Downtown Beirut had become accustomed to protests in recent months. Since 17th October 2019 huge demonstrations sparked by the collapsing economy and unhappiness with the political elite had swept the country. Protesters came from different economic, social and religious backgrounds. They chanted for the entire political class to be swept away: Killon yani killon, Arabic for ‘All of them means all of them’. Prime Minister Saad Hariri, Rafic Hariri’s son, resigned on 29th October 2019. “We have reached a deadlock and we need a shock in order to brave through the crisis,” Hariri said on national television. “This is in response to the will… of the thousands of Lebanese demanding change.” It was a good first step for the protesters but they wanted much more: a complete overhaul of the corrupt, sectarian system that has ruled them for so long.

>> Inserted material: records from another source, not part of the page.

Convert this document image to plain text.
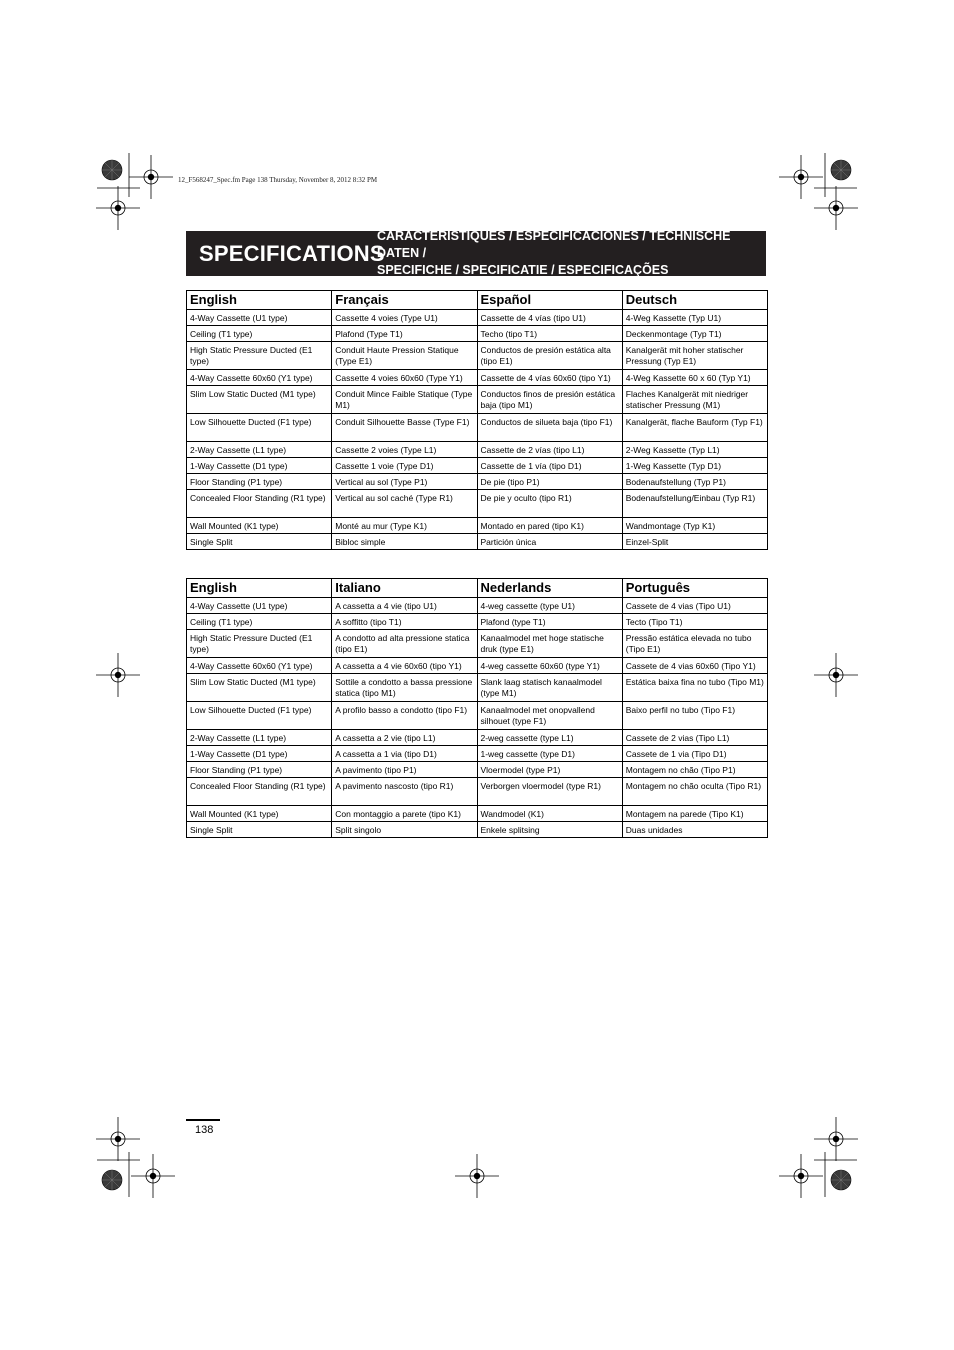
12_F568247_Spec.fm Page 138 Thursday, November 8, 2012 8:32 PM
SPECIFICATIONS
CARACTÉRISTIQUES / ESPECIFICACIONES / TECHNISCHE DATEN /
SPECIFICHE / SPECIFICATIE / ESPECIFICAÇÕES
English	Français	Español	Deutsch
4-Way Cassette (U1 type)	Cassette 4 voies (Type U1)	Cassette de 4 vías (tipo U1)	4-Weg Kassette (Typ U1)
Ceiling (T1 type)	Plafond (Type T1)	Techo (tipo T1)	Deckenmontage (Typ T1)
High Static Pressure Ducted (E1 type)	Conduit Haute Pression Statique (Type E1)	Conductos de presión estática alta (tipo E1)	Kanalgerät mit hoher statischer Pressung (Typ E1)
4-Way Cassette 60x60 (Y1 type)	Cassette 4 voies 60x60 (Type Y1)	Cassette de 4 vías 60x60 (tipo Y1)	4-Weg Kassette 60 x 60 (Typ Y1)
Slim Low Static Ducted (M1 type)	Conduit Mince Faible Statique (Type M1)	Conductos finos de presión estática baja (tipo M1)	Flaches Kanalgerät mit niedriger statischer Pressung (M1)
Low Silhouette Ducted (F1 type)	Conduit Silhouette Basse (Type F1)	Conductos de silueta baja (tipo F1)	Kanalgerät, flache Bauform (Typ F1)
2-Way Cassette (L1 type)	Cassette 2 voies (Type L1)	Cassette de 2 vías (tipo L1)	2-Weg Kassette (Typ L1)
1-Way Cassette (D1 type)	Cassette 1 voie (Type D1)	Cassette de 1 vía (tipo D1)	1-Weg Kassette (Typ D1)
Floor Standing (P1 type)	Vertical au sol (Type P1)	De pie (tipo P1)	Bodenaufstellung (Typ P1)
Concealed Floor Standing (R1 type)	Vertical au sol caché (Type R1)	De pie y oculto (tipo R1)	Bodenaufstellung/Einbau (Typ R1)
Wall Mounted (K1 type)	Monté au mur (Type K1)	Montado en pared (tipo K1)	Wandmontage (Typ K1)
Single Split	Bibloc simple	Partición única	Einzel-Split
English	Italiano	Nederlands	Português
4-Way Cassette (U1 type)	A cassetta a 4 vie (tipo U1)	4-weg cassette (type U1)	Cassete de 4 vias (Tipo U1)
Ceiling (T1 type)	A soffitto (tipo T1)	Plafond (type T1)	Tecto (Tipo T1)
High Static Pressure Ducted (E1 type)	A condotto ad alta pressione statica (tipo E1)	Kanaalmodel met hoge statische druk (type E1)	Pressão estática elevada no tubo (Tipo E1)
4-Way Cassette 60x60 (Y1 type)	A cassetta a 4 vie 60x60 (tipo Y1)	4-weg cassette 60x60 (type Y1)	Cassete de 4 vias 60x60 (Tipo Y1)
Slim Low Static Ducted (M1 type)	Sottile a condotto a bassa pressione statica (tipo M1)	Slank laag statisch kanaalmodel (type M1)	Estática baixa fina no tubo (Tipo M1)
Low Silhouette Ducted (F1 type)	A profilo basso a condotto (tipo F1)	Kanaalmodel met onopvallend silhouet (type F1)	Baixo perfil no tubo (Tipo F1)
2-Way Cassette (L1 type)	A cassetta a 2 vie (tipo L1)	2-weg cassette (type L1)	Cassete de 2 vias (Tipo L1)
1-Way Cassette (D1 type)	A cassetta a 1 via (tipo D1)	1-weg cassette (type D1)	Cassete de 1 via (Tipo D1)
Floor Standing (P1 type)	A pavimento (tipo P1)	Vloermodel (type P1)	Montagem no chão (Tipo P1)
Concealed Floor Standing (R1 type)	A pavimento nascosto (tipo R1)	Verborgen vloermodel (type R1)	Montagem no chão oculta (Tipo R1)
Wall Mounted (K1 type)	Con montaggio a parete (tipo K1)	Wandmodel (K1)	Montagem na parede (Tipo K1)
Single Split	Split singolo	Enkele splitsing	Duas unidades
138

It took until late January 2020 to find a new prime minister, Hassan Diab, and longer for him to form a government. Meanwhile hyperinflation and the economic crash meant that more and more people were losing their jobs. Those lucky enough to still be employed were often paid half their salary. Savings became virtually worthless and limits were placed on bank withdrawals.
Lebanon’s economic problems had been building for a long time, the result of years of corruption, financial mismanagement and a dubious banking system. The Lebanese pound, also known as the lira, had been pegged at 1,500 to the dollar since the end of the civil war. Now it trades on the black market for as much as 9,000 to the dollar. The country defaulted on a foreign debt payment for the first time ever in March and year-on-year inflation hit 120 percent in August. The country’s GDP is projected to shrink by 25 percent in 2020.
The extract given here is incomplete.